Potentially breaking changes

  • Consolidated error handling to better use GDAL error messages and specific exception classes (#39). Note that this is a breaking change only if you are relying on specific error classes to be emitted.
  • by default, writing GeoDataFrames with mixed singular and multi geometry types will automatically promote to the multi type if the driver does not support mixed geometry types (e.g., FGB, though it can write mixed geometry types if geometry_type is set to "Unknown")
  • the geometry type of datasets with multiple geometry types will be set to "Unknown" unless overridden using geometry_type.

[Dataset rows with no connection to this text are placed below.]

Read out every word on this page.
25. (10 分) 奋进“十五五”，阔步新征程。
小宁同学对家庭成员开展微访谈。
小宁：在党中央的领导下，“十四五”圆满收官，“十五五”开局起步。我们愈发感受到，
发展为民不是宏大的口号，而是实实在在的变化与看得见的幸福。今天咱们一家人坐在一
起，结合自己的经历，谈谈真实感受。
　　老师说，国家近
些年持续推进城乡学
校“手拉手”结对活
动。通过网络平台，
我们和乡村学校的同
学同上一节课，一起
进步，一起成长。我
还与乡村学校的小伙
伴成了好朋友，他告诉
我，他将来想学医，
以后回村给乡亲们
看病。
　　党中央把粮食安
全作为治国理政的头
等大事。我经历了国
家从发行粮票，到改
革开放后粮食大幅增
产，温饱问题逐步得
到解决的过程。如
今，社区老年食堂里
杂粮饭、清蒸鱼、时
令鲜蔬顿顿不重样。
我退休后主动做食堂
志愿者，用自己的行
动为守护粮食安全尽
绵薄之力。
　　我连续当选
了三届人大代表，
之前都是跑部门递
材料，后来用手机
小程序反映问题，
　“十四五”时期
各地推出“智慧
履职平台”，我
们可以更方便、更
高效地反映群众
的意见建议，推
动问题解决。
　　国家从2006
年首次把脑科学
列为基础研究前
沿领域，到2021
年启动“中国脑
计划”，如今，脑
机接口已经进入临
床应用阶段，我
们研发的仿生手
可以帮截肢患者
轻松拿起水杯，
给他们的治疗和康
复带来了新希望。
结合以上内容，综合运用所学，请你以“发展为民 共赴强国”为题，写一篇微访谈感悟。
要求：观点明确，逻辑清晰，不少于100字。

Note: "Unknown" may be ignored by some drivers (e.g., shapefile)

Bug fixes

  • use dtype object instead of numpy.object to eliminate deprecation warnings (#34)
  • raise error if layer cannot be opened (#35)
  • fix passing gdal creation parameters in write_dataframe (#62)
  • fix passing kwargs to GDAL in write_dataframe (#67)

Changes from 0.4.0a1

  • layer_geometry_type introduced in 0.4.0a1 was renamed to geometry_type for consistency

Contributors

People with a “+” by their names contributed a patch for the first time.

  • Brendan Ward
  • Joris Van den Bossche
  • Martin Fleischmann
  • Pieter Roggemans +
  • Wei Ji Leong +

0.3.0 (2021-12-22)

Major enhancements

  • Auto-discovery of GDAL_VERSION on Windows, if gdalinfo.exe is discoverable on the PATH.
  • Addition of read_bounds function to read the bounds of each feature.
  • Addition of a fids keyword to read and read_dataframe to selectively read features based on a list of the FIDs.

0.2.0 (2021-04-02)

Major enhancements

  • initial support for building on Windows.
  • Windows: enabled search for GDAL dll directory for Python >= 3.8.
  • Addition of where parameter to read and read_dataframe to enable GDAL-compatible SQL WHERE queries to filter data sources.
  • Addition of force_2d parameter to read and read_dataframe to force coordinates to always be returned as 2 dimensional, dropping the 3rd dimension if present.
  • Addition of bbox parameter to read and read_dataframe to select only the features in the dataset that intersect the bbox.
  • Addition of set_gdal_config_options to set GDAL configuration options and get_gdal_config_option to get a GDAL configuration option.
  • Addition of pyogrio.__gdal_version__ attribute to return GDAL version tuple and __gdal_version_string__ to return string version.
  • Addition of list_drivers function to list all available GDAL drivers.
  • Addition of read and write support for FlatGeobuf driver when available in GDAL.

0.1.0 (2020-08-28)

Major enhancements

  • Addition of list_layers to list layers in a data source.
  • Addition of read_info to read basic information for a layer.
  • Addition of read_dataframe to read from supported file formats (Shapefile, GeoPackage, GeoJSON) into GeoDataFrames.
  • Addition of write_dataframe to write GeoDataFrames into supported file formats.